Normalization. In the wake of The Handmaid's Tale, there has been a debate about whether it is unreasonable to compare the series with today's United States, when, for example, Syria, Saudi Arabia and Nigeria have communities that are much more similar. I think it is important to avoid an overly ethnocentric debate, which is a problem in more cases than this, but I still perceive Atwood's work and its dramatization as a warning against the slippery transition, the small shifts.
In the series, the United States is taken over by Jacob's sons in a faster and more dramatic way than in the book, but while it may be better suited to a more loud and violent takeover of a TV drama format, I think it breaks with the book's message. Atwood wrote the novel in 1986, just 13 years after abortion became legal and homosexuality was removed as a psychiatric diagnosis in the United States. There is much to indicate that in The Handmaid's Tale she will show that the struggle for what had then become normal is not over, but that it is constantly threatened by small and large changes in language, attitudes and politics. Establishing abortion clinics and relief organizations now because they no longer receive federal support is not as bad as IS- and Boko Haram-ruled communities, but Atwood's work can be used to warn of a dangerous development. When the protesters in the Women's March have divorced "Make Margaret Atwood fiction again" it's not because they think the US is like Gilead now, but that they recognize themselves in the sense that the rights they have almost taken for granted are being threatened , and that the normal state is slowly changing. "This may not seem ordinary to you now, but after a while it will," Aunt Lydia tells Offred in a widely quoted passage.
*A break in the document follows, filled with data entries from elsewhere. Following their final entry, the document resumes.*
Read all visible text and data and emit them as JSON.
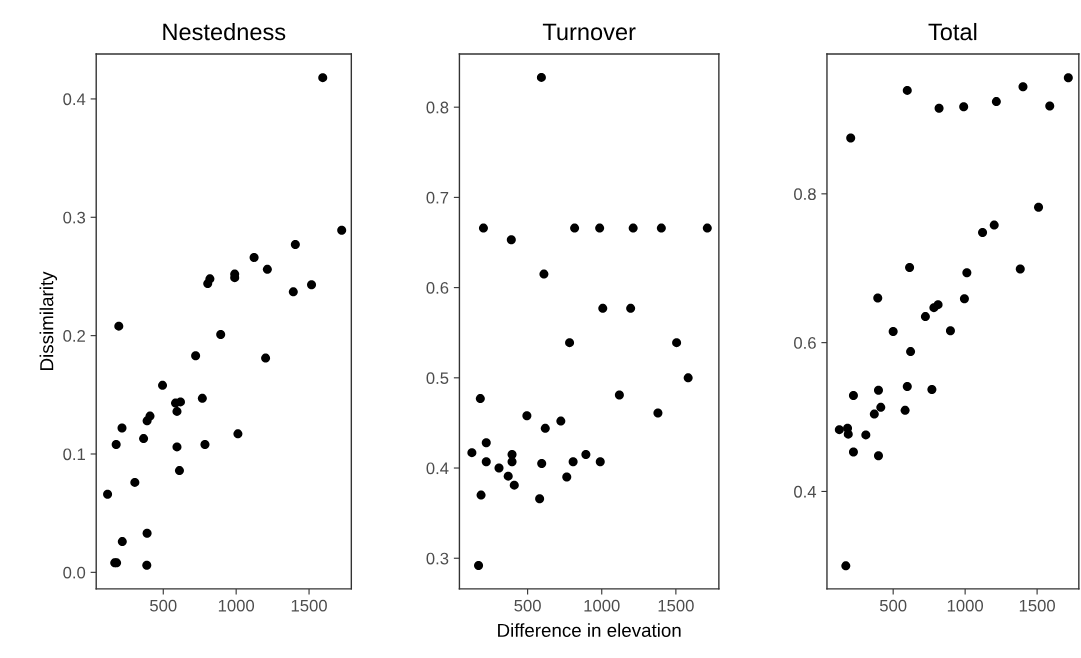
{
  "chart_data": [
    {
      "type": "scatter",
      "title": "Nestedness",
      "ylabel": "Dissimilarity",
      "marker": "circle",
      "color": "#000000",
      "x": [
        118,
        167,
        180,
        195,
        217,
        177,
        219,
        305,
        365,
        389,
        409,
        389,
        387,
        495,
        584,
        618,
        594,
        594,
        611,
        722,
        768,
        786,
        805,
        820,
        894,
        990,
        990,
        1012,
        1123,
        1202,
        1214,
        1392,
        1406,
        1517,
        1594,
        1724
      ],
      "values": [
        0.066,
        0.008,
        0.008,
        0.208,
        0.122,
        0.108,
        0.026,
        0.076,
        0.113,
        0.128,
        0.132,
        0.033,
        0.006,
        0.158,
        0.143,
        0.144,
        0.136,
        0.106,
        0.086,
        0.183,
        0.147,
        0.108,
        0.244,
        0.248,
        0.201,
        0.249,
        0.252,
        0.117,
        0.266,
        0.181,
        0.256,
        0.237,
        0.277,
        0.243,
        0.418,
        0.289
      ],
      "xlim": [
        40,
        1790
      ],
      "xticks": [
        500,
        1000,
        1500
      ],
      "ylim": [
        -0.014,
        0.438
      ],
      "yticks": [
        {
          "value": 0,
          "label": "0.0"
        },
        0.1,
        0.2,
        0.3,
        0.4
      ]
    },
    {
      "type": "scatter",
      "title": "Turnover",
      "xlabel": "Difference in elevation",
      "marker": "circle",
      "color": "#000000",
      "x": [
        124,
        181,
        186,
        169,
        202,
        221,
        221,
        307,
        369,
        395,
        395,
        390,
        410,
        495,
        581,
        595,
        593,
        610,
        619,
        724,
        764,
        783,
        807,
        817,
        893,
        986,
        990,
        1007,
        1119,
        1195,
        1212,
        1379,
        1402,
        1505,
        1583,
        1712
      ],
      "values": [
        0.417,
        0.477,
        0.37,
        0.292,
        0.666,
        0.428,
        0.407,
        0.4,
        0.391,
        0.415,
        0.407,
        0.653,
        0.381,
        0.458,
        0.366,
        0.405,
        0.833,
        0.615,
        0.444,
        0.452,
        0.39,
        0.539,
        0.407,
        0.666,
        0.415,
        0.666,
        0.407,
        0.577,
        0.481,
        0.577,
        0.666,
        0.461,
        0.666,
        0.539,
        0.5,
        0.666
      ],
      "xlim": [
        40,
        1790
      ],
      "xticks": [
        500,
        1000,
        1500
      ],
      "ylim": [
        0.266,
        0.859
      ],
      "yticks": [
        0.3,
        0.4,
        0.5,
        0.6,
        0.7,
        0.8
      ]
    },
    {
      "type": "scatter",
      "title": "Total",
      "marker": "circle",
      "color": "#000000",
      "x": [
        126,
        171,
        183,
        188,
        205,
        224,
        224,
        310,
        369,
        398,
        414,
        398,
        393,
        500,
        583,
        598,
        598,
        614,
        621,
        724,
        769,
        783,
        812,
        819,
        898,
        990,
        995,
        1012,
        1121,
        1202,
        1217,
        1383,
        1402,
        1510,
        1588,
        1717
      ],
      "values": [
        0.483,
        0.3,
        0.485,
        0.477,
        0.875,
        0.529,
        0.453,
        0.476,
        0.504,
        0.536,
        0.513,
        0.448,
        0.66,
        0.615,
        0.509,
        0.541,
        0.939,
        0.701,
        0.588,
        0.635,
        0.537,
        0.647,
        0.651,
        0.915,
        0.616,
        0.917,
        0.659,
        0.694,
        0.748,
        0.758,
        0.924,
        0.699,
        0.944,
        0.782,
        0.918,
        0.956
      ],
      "xlim": [
        40,
        1790
      ],
      "xticks": [
        500,
        1000,
        1500
      ],
      "ylim": [
        0.269,
        0.988
      ],
      "yticks": [
        0.4,
        0.6,
        0.8
      ]
    }
  ]
}
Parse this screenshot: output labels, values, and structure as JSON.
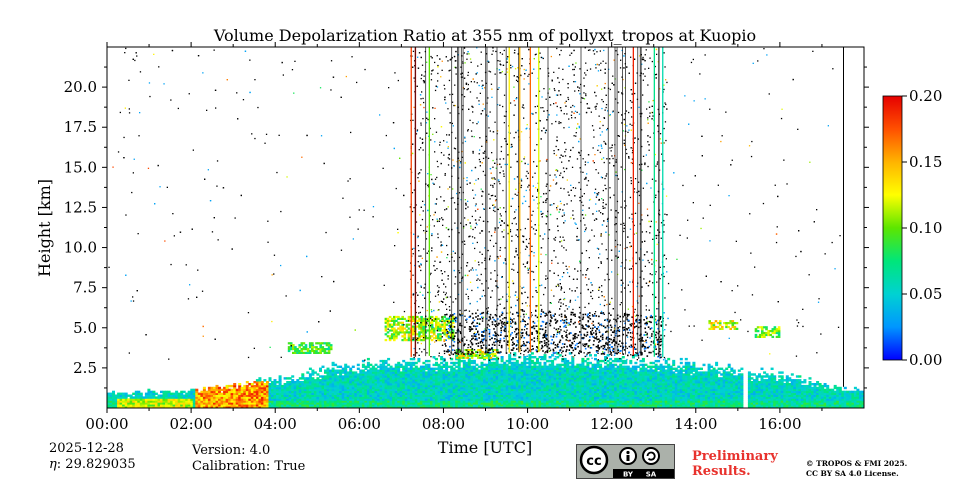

Pleasant indifference. In both The Power and The Handmaid's Tale, it is the Hobbesian forces that rule. Both describe societies where violence and oppression have prevailed due to a social contract that has broken down, as a result of a demonization of ethnic groups. At Atwood, people do not rebel against this breach until the train has left; they trust too much that the new authorities want them well, and that the state of emergency they have introduced is in their own best interests. It is comfortable to continue as before; to go from their jobs and home to the TV and the family, right past the few who go on demonstration trains, without taking part. But suddenly it's too late.